What is a ‘Bookies’ Nightmare’ bet?
The so-called ‘Bookies’ Nightmare’ is a horse racing bet involving nine selections, in nine different races, which are combined in a series of smaller multiple bets and one nine-fold accumulator. The smaller multiple are two Patents, one on selections 1, 2 and 3 and another on selections 7, 8 and 9, two Yankees, one on selections 1, 2, 3 and 4 and another on selections 5, 6, 7 and 8, and one Round Robin, on selections 4, 5 and 6. All told, a Bookies’ Nightmare constitutes 47 individual bets.

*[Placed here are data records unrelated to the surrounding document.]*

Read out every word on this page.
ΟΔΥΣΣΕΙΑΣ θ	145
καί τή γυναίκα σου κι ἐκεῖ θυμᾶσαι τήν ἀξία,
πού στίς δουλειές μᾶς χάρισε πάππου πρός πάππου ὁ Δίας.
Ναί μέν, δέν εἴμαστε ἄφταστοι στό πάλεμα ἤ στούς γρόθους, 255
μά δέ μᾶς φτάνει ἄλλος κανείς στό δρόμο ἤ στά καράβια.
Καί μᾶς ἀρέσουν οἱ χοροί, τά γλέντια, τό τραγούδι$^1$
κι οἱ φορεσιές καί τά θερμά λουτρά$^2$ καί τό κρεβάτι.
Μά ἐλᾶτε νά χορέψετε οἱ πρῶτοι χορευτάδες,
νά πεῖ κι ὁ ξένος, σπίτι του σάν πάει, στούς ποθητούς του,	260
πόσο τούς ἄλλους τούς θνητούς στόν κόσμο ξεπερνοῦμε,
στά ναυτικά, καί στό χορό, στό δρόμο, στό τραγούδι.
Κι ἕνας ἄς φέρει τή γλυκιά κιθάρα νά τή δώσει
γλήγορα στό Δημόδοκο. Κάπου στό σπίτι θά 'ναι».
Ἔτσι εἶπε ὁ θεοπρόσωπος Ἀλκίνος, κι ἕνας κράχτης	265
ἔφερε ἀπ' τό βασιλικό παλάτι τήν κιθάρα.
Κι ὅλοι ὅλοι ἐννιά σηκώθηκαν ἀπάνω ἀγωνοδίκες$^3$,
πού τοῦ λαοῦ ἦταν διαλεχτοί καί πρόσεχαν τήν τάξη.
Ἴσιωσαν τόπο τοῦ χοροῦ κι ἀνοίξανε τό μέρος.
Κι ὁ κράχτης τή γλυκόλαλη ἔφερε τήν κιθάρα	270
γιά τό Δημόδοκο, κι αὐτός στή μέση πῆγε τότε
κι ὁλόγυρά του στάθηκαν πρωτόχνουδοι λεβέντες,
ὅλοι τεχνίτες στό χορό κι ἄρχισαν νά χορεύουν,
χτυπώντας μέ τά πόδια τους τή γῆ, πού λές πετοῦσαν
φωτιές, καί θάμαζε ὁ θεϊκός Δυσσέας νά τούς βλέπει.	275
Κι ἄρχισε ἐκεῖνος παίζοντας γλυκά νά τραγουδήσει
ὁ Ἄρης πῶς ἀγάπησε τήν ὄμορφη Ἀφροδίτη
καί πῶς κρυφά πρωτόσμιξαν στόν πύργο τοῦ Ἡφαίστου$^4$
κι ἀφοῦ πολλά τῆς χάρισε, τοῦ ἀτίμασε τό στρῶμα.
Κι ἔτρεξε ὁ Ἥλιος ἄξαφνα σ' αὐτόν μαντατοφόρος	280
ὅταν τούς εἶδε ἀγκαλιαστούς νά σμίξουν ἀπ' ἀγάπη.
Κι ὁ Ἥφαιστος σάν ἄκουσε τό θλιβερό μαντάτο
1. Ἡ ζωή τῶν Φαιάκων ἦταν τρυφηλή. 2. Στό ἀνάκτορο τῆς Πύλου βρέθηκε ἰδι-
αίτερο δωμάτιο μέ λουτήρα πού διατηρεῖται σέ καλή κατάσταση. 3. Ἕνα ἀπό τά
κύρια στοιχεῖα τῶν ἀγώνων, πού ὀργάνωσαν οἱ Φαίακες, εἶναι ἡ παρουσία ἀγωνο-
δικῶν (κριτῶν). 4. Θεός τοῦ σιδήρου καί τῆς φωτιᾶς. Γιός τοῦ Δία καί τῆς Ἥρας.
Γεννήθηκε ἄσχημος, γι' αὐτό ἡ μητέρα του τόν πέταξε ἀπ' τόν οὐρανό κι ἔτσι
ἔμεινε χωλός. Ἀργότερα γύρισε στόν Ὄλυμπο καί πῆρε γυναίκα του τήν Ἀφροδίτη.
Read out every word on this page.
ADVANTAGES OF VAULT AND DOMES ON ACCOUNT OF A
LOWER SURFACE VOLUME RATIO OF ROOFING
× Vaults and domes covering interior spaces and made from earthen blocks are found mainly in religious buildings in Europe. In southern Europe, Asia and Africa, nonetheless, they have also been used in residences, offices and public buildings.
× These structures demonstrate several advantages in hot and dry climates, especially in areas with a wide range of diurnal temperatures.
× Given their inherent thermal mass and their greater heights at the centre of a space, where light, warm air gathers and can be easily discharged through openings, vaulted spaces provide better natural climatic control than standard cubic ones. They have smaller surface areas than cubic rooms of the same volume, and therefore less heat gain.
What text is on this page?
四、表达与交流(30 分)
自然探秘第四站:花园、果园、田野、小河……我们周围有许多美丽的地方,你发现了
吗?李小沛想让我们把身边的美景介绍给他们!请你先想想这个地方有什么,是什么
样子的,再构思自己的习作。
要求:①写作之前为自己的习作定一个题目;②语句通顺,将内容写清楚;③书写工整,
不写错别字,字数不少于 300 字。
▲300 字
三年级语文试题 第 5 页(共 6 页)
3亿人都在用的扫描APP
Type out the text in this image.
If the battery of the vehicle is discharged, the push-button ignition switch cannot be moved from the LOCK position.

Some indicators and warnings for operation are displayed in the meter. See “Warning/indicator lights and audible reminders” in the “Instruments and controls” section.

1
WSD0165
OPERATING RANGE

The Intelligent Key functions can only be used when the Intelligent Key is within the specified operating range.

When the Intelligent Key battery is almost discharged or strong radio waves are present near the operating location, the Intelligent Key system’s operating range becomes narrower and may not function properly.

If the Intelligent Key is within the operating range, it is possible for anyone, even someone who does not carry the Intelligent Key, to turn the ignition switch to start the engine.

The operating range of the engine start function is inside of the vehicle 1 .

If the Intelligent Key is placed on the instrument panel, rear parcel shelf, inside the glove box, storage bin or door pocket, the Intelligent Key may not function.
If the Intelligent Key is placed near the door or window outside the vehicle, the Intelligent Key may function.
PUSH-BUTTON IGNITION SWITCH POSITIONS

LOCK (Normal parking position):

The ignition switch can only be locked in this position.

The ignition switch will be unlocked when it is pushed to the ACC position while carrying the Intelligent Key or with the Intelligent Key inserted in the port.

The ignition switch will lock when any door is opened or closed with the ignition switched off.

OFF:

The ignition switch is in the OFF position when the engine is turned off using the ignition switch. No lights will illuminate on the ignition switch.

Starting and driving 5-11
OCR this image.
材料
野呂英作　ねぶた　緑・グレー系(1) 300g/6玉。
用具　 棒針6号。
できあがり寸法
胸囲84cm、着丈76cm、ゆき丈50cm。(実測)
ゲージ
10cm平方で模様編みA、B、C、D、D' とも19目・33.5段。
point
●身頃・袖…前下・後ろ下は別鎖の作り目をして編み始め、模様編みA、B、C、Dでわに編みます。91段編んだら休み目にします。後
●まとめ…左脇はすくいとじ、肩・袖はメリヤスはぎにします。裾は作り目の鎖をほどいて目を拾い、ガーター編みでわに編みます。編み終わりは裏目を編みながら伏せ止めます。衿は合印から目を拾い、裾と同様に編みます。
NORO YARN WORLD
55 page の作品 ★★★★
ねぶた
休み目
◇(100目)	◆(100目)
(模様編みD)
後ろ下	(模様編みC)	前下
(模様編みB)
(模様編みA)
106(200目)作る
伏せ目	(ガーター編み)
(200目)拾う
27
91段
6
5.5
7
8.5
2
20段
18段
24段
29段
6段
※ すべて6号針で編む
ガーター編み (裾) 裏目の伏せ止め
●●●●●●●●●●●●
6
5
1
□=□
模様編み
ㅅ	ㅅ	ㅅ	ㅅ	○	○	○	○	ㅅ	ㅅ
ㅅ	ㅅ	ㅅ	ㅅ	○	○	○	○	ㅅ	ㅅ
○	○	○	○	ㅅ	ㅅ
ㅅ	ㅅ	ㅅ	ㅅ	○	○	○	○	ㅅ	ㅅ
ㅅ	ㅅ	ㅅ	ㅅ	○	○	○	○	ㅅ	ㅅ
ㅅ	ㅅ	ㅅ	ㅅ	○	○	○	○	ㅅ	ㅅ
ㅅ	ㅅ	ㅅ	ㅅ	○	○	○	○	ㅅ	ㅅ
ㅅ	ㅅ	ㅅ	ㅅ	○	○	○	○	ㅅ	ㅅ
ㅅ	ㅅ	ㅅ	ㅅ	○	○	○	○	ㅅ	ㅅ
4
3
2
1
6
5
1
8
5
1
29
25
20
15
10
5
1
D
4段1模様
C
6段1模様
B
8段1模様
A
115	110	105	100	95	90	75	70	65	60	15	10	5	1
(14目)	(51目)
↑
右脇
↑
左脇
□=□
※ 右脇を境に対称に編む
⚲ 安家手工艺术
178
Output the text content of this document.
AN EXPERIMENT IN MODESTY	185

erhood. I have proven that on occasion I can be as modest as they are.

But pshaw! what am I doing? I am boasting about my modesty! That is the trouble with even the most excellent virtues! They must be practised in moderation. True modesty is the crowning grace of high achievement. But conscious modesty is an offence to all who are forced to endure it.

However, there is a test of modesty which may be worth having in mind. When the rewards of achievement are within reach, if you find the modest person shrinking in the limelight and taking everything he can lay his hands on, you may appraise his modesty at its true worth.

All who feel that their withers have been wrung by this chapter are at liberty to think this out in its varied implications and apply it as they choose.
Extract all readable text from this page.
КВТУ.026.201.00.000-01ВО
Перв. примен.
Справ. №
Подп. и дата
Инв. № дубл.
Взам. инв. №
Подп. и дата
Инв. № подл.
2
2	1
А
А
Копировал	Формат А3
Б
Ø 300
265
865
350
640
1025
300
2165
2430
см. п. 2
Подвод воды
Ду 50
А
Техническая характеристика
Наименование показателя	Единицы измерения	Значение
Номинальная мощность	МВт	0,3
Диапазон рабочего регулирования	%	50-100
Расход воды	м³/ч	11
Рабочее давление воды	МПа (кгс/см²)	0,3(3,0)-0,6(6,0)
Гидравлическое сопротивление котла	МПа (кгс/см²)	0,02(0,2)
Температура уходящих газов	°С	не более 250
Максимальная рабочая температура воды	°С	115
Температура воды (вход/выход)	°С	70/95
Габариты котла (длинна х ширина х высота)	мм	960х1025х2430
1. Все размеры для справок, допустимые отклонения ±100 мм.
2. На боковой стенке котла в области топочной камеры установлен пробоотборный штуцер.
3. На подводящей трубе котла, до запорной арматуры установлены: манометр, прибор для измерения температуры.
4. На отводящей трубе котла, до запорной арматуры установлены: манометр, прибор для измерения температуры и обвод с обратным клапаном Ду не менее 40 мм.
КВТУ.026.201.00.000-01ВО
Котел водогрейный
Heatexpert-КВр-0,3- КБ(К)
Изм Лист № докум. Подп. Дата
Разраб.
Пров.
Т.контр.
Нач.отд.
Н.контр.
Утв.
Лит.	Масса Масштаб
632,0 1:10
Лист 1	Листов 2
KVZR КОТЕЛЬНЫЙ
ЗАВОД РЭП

The Patents are simple enough, insofar as they involve three singles, three doubles and one treble on each group of three selections. The same is true of the Yankees, which involve six doubles, four trebles and one four-fold accumulator on each group of four selections. However, the Round Robin is a little more complicated, because it not only involves three doubles and one treble on the remaining three selections, but also three pairs of singles stakes about, or ‘up and down’, bets, which are worthy of further explanation.
Assuming the unit stake is £1, for selections 4, 5 and 6, the single stakes about bets are £1 win 4, any-to-come £1 win 5, £1 win 5, any-to-come £1 win 4, and so on for selections 4 and 6, and 5 and 6, making six bets in all. In each case, the second part of the bet is only of any consequence if the first part of the bet wins. For example, if selection 4 wins, the stake on selection 5 will be doubled, but if selection 4 loses there is nothing to come, so the stake on selection 5 will remain the same; if selection 5 then wins, £1 will be deducted from the returns for the any-to-come bet on selection 4, which has already lost.